I’m finding more and more of the overlap of design processes by sitting next to a graphic design co-worker at my office and in speaking with my brother-in-law about design, who is an industrial designer, which is why I included resources from multiple disciplines.  It was important for me to do this because it goes back to one of the drivers of ethnographic research – obtaining multiple perspectives (something we should always strive for as designers).

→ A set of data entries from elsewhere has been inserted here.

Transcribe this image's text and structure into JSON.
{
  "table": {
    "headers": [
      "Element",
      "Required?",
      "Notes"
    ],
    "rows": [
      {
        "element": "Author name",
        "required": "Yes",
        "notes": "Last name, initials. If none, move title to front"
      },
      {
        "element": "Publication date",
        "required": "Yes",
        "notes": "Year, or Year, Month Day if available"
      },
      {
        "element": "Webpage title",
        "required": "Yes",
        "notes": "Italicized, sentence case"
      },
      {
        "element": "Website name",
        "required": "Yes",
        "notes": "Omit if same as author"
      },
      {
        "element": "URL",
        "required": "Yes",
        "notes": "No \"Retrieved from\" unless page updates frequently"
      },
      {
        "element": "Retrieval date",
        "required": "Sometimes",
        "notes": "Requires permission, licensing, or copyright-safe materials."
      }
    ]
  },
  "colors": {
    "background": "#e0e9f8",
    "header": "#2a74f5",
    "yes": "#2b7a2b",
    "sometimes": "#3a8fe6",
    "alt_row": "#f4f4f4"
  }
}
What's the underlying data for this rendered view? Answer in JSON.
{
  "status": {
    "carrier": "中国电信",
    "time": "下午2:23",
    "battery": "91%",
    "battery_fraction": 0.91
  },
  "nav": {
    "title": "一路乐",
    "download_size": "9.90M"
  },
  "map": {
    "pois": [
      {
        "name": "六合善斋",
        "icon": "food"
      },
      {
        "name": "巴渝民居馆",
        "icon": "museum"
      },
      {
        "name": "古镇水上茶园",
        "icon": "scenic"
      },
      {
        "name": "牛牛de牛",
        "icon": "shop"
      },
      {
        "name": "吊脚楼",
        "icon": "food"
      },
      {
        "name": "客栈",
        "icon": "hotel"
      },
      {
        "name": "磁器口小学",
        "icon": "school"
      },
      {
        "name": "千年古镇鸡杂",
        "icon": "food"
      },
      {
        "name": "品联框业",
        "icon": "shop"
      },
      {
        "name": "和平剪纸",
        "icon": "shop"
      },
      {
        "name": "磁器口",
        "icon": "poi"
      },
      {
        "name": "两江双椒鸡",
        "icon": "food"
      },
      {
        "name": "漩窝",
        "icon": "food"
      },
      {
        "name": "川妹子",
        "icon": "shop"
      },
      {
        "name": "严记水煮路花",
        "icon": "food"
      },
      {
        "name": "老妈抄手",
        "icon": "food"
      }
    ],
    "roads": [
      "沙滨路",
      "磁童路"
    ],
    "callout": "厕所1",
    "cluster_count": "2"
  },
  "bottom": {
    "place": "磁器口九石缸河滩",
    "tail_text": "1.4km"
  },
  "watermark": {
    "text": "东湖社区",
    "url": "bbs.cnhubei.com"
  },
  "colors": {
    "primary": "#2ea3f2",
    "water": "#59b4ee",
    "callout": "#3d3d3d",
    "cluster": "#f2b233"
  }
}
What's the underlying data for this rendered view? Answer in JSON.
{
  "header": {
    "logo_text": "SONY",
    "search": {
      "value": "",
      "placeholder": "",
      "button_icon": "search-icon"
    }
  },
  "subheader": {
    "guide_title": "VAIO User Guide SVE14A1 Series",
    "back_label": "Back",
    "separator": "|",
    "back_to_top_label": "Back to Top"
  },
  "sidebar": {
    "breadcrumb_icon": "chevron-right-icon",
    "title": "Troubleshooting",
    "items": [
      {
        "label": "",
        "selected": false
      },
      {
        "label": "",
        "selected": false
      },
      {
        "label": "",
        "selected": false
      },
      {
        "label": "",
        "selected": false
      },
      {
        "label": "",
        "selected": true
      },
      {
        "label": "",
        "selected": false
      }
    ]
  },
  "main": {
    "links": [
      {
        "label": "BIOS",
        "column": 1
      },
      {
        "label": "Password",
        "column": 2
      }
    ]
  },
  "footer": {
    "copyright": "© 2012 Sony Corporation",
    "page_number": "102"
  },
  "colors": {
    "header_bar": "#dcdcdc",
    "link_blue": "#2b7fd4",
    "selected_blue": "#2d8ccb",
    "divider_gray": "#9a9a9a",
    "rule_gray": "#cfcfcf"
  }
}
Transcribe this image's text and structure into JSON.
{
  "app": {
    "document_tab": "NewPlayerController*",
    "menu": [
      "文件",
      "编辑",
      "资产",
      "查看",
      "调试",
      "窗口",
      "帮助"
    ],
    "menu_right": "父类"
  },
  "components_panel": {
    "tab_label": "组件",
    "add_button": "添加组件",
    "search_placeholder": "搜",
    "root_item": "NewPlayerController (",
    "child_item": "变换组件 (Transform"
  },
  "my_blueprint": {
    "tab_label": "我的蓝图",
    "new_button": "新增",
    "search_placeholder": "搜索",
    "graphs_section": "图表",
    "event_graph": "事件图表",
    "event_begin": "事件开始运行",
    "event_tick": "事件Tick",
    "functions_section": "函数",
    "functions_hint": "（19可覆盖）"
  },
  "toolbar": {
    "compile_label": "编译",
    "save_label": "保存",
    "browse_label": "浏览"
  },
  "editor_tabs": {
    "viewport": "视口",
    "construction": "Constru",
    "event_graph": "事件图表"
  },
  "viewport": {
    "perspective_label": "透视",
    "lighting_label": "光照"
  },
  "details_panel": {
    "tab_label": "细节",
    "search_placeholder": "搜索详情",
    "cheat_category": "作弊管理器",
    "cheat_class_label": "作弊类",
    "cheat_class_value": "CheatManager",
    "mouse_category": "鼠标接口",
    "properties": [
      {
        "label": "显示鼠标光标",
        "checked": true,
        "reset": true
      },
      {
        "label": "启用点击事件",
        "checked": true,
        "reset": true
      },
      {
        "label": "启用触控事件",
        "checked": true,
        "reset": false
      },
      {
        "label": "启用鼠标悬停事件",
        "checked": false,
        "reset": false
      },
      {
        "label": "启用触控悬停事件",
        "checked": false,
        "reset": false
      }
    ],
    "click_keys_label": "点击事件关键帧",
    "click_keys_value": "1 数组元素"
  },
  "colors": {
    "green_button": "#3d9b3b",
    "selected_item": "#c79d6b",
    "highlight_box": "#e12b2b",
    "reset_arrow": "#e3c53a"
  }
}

  1. Great post and links! This was of particular interest to me because I majored in sociocultural anthropology. It brought to mind many funny accounts professors told of their field experiences. You make an interesting point about participant observation. Both the anthropologist and the designer want to get close to the subjects without unduly influencing them. I suspect that the designer may even have the disadvantage here. An anthropologist is generally functioning as an outsider, across a language barrier, and more often than not seen as some kind of nut. The anthropologist often has to first convince the subject that “studying culture” is a legitimate pursuit and not just being weird. On the other hand, a designer might actually be seen as an expert, certainly as a professional of some sort. This lends them a gravitas that the anthropologist nearly always lacks at first. So in a focus group, or in a survey, the way a question is posed might skew the subject’s response, instead of resulting in peals of laughter. “Culture? Haha. No, we don’t have any of that. But you might try the people who live up the river. Now THEY are weird.”
    Yikes! I just read the link to video ethnography. This does pose an ethical problem. However, I would suggest that this is a path anyone who is working for a for-profit company has already ventured down, and not where the fork occurs. A responsible way to use this might be to actually make the videos and methodology public, so that people are aware of what companies look at. I don’t think ethical use of ethnography is impossible, but unethical uses are much more of a danger in the for-profit sector.

  2. The article I read for my post on participatory design was actually conducted using an ethnographic technique. The researchers basically joined a design team and observed the process. I sometimes wonder with ethnography if you can ever get a true sense of the situation once you’ve introduced an outsider. For example, sometimes I’ll catch my son doing something adorable that I think I need to record for posterity, so I get out the camera, and the moment he sees it, he is entranced by it and just stares at the camera (and of course stops doing the thing I really wanted to capture). Perhaps this metaphor is a stretch, but I wonder as designers if we don’t act as the “camera” in whatever group we are trying to observe. No matter how unobtrusive we try to be, does our presence automatically change the situation to some degree? I don’t know the answer to that question. I’m just throwing it out there….

  3. Great article Kathleen!

    “A trained ethnographer brings deep contextual
    and cultural understanding to analysis…” Ethnographic Primer p.28

    When designing and developing our Malaria Rapid Diagnostic Test (RDT) prototype, a contextual and cultural understanding was needed in order to create the best possible product for our target audience – non-clinical practitioners from or living
    in rural Africa.

    Good ethnographers “delve deeply into the lives of a few people rather than study many people superficially.” Ethnographic Primer p. 30

    In addition, highly detailed personas for variuos types of target audience members helped the team keep the user in mind while designing the RDT prototype. As a newly added group memeber, I thought that the personas were actually derived from actual face-to-face interviews. I was shocked to learn that the personas were created from research. I felt connected to each of the personas which helped me to empathize with the user and
    think from the user’s perspective.